Евдокимов не чурался этих весёлых заведений, хотя появление в них более или менее известных лиц немедленно регистрировалось. Поэт про это знал, но на советы доброжелателей вести себя потише, отвечал, что у него нет карьеры, на должность поэта его никто не назначал, поэтому уволить с неё, кроме него самого, никто не может.

В середине лета Евдокимову повезло: его стихи напечатал журнал «Волга», он получил гонорар и был при деньгах. Одному отмечать литературный успех было невозможно, душа требовала общения, и он подхватил сначала Васина, потом Севу, и они втроём отправились в ресторан «Волна». По пути Сева встретил знакомого, а Евдокимов и Васин ушли далеко вперёд и на выходе из сквера возле универмага сели на скамейку. Рядом с ними из фонтанчика жадно пил воду тщедушный мужик. Оторвавшись от струи, он обтёр лицо ладошкой, огляделся по сторонам, сел рядом с приятелями и с силой выдохнул в их сторону.

– Чем пахнет? Мне к следователю идти, а я бутылёк огуречного лосьона опрокинул. Поймёт или нет?

Васина и Евдокимова окатило запахом огурцов, будто из бочки, где они солились и кисли.

– Если следователь пьёт огуречный лосьон, – веско сказал Васин, – то поймёт сразу, а если им только мажется, то может и не заметить.

– Большое спасибо! – сказал мужик и пошёл по направлению к райотделу милиции.

– Кто это был? – спросил, подойдя, Сева.

– Знакомый, тоже фотограф, – сказал Евдокимов. – Что, двинули? Сейчас кабак откроется.

Они стали первыми клиентами, и швейцар дядя Саша их радостно поприветствовал.

Евдокимов был с ним знаком, подарил свою первую книжку, и в любую толчею дверь ресторана перед ним всегда была открытой. Он достал из портфеля журнал и подал дяде Саше.

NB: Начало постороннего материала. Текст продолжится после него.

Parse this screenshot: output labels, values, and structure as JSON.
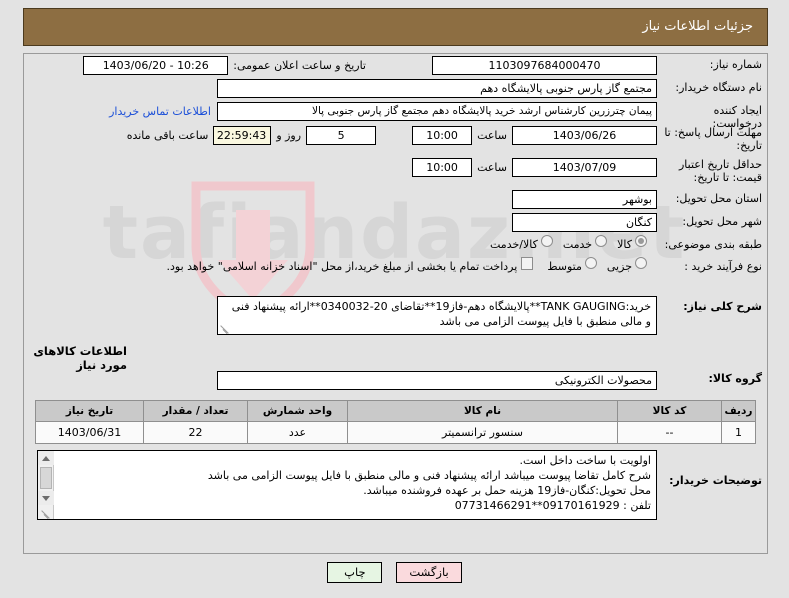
{
  "header": {
    "title": "جزئیات اطلاعات نیاز"
  },
  "watermark": {
    "text": "tafiandaz.net"
  },
  "fields": {
    "need_number": {
      "label": "شماره نیاز:",
      "value": "1103097684000470"
    },
    "public_announce": {
      "label": "تاریخ و ساعت اعلان عمومی:",
      "value": "10:26 - 1403/06/20"
    },
    "buyer_org": {
      "label": "نام دستگاه خریدار:",
      "value": "مجتمع گاز پارس جنوبی  پالایشگاه دهم"
    },
    "requester": {
      "label": "ایجاد کننده درخواست:",
      "value": "پیمان چترزرین کارشناس ارشد خرید پالایشگاه دهم مجتمع گاز پارس جنوبی  پالا",
      "contact_link": "اطلاعات تماس خریدار"
    },
    "response_deadline": {
      "label": "مهلت ارسال پاسخ: تا تاریخ:",
      "date": "1403/06/26",
      "time_label": "ساعت",
      "time": "10:00",
      "days": "5",
      "days_sep": "روز و",
      "countdown": "22:59:43",
      "remaining_label": "ساعت باقی مانده"
    },
    "price_validity": {
      "label": "حداقل تاریخ اعتبار قیمت: تا تاریخ:",
      "date": "1403/07/09",
      "time_label": "ساعت",
      "time": "10:00"
    },
    "province": {
      "label": "استان محل تحویل:",
      "value": "بوشهر"
    },
    "city": {
      "label": "شهر محل تحویل:",
      "value": "کنگان"
    },
    "classification": {
      "label": "طبقه بندی موضوعی:",
      "options": [
        {
          "text": "کالا",
          "selected": true
        },
        {
          "text": "خدمت",
          "selected": false
        },
        {
          "text": "کالا/خدمت",
          "selected": false
        }
      ]
    },
    "process_type": {
      "label": "نوع فرآیند خرید :",
      "options": [
        {
          "text": "جزیی",
          "selected": false
        },
        {
          "text": "متوسط",
          "selected": false
        }
      ],
      "checkbox": {
        "text": "پرداخت تمام یا بخشی از مبلغ خرید،از محل \"اسناد خزانه اسلامی\" خواهد بود.",
        "checked": false
      }
    },
    "general_description": {
      "label": "شرح کلی نیاز:",
      "value": "خرید:TANK GAUGING**پالایشگاه دهم-فاز19**تقاضای 20-0340032**ارائه پیشنهاد فنی و مالی منطبق با فایل پیوست الزامی می باشد"
    },
    "goods_section_title": "اطلاعات کالاهای مورد نیاز",
    "goods_group": {
      "label": "گروه کالا:",
      "value": "محصولات الکترونیکی"
    },
    "buyer_notes": {
      "label": "توضیحات خریدار:",
      "lines": [
        "اولویت با ساخت داخل است.",
        "شرح کامل تقاضا پیوست میباشد ارائه پیشنهاد فنی و مالی منطبق با فایل پیوست الزامی می باشد",
        "محل تحویل:کنگان-فاز19 هزینه حمل بر عهده فروشنده میباشد.",
        "تلفن : 09170161929**07731466291"
      ]
    }
  },
  "goods_table": {
    "columns": [
      "ردیف",
      "کد کالا",
      "نام کالا",
      "واحد شمارش",
      "تعداد / مقدار",
      "تاریخ نیاز"
    ],
    "rows": [
      {
        "row_no": "1",
        "code": "--",
        "name": "سنسور ترانسمیتر",
        "unit": "عدد",
        "qty": "22",
        "need_date": "1403/06/31"
      }
    ]
  },
  "buttons": {
    "print": "چاپ",
    "back": "بازگشت"
  },
  "colors": {
    "header_bg": "#8d6e42",
    "link": "#1b4fd8",
    "print_btn": "#e6f5e3",
    "back_btn": "#fadadd",
    "countdown_bg": "#faf8e0"
  }
}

– Почитай, пока мы здесь побудем. А вообще, сколько у тебя шабашки набегает за вечер?

Дядя Саша задумчиво потёр переносицу, бывший боксёр, он с арифметикой не дружил.

– Сейчас лето, у меня работы немного. Если дождь, то рублей пять-десять.

Евдокимов протянул ему червонец.

– Возьми и никого, кроме баб, в кабак до восьми часов не пускай. Договорились?

– Это запросто. Гуляйте!

Они поднялись на второй этаж, сели за столик возле открытого окна. Официантка Зина, их общая знакомая, подошла к ним танцующей походкой.

– Привет, мальчики! По какой программе гуляем?

– По полной! – сказал Евдокимов. – Шампанского!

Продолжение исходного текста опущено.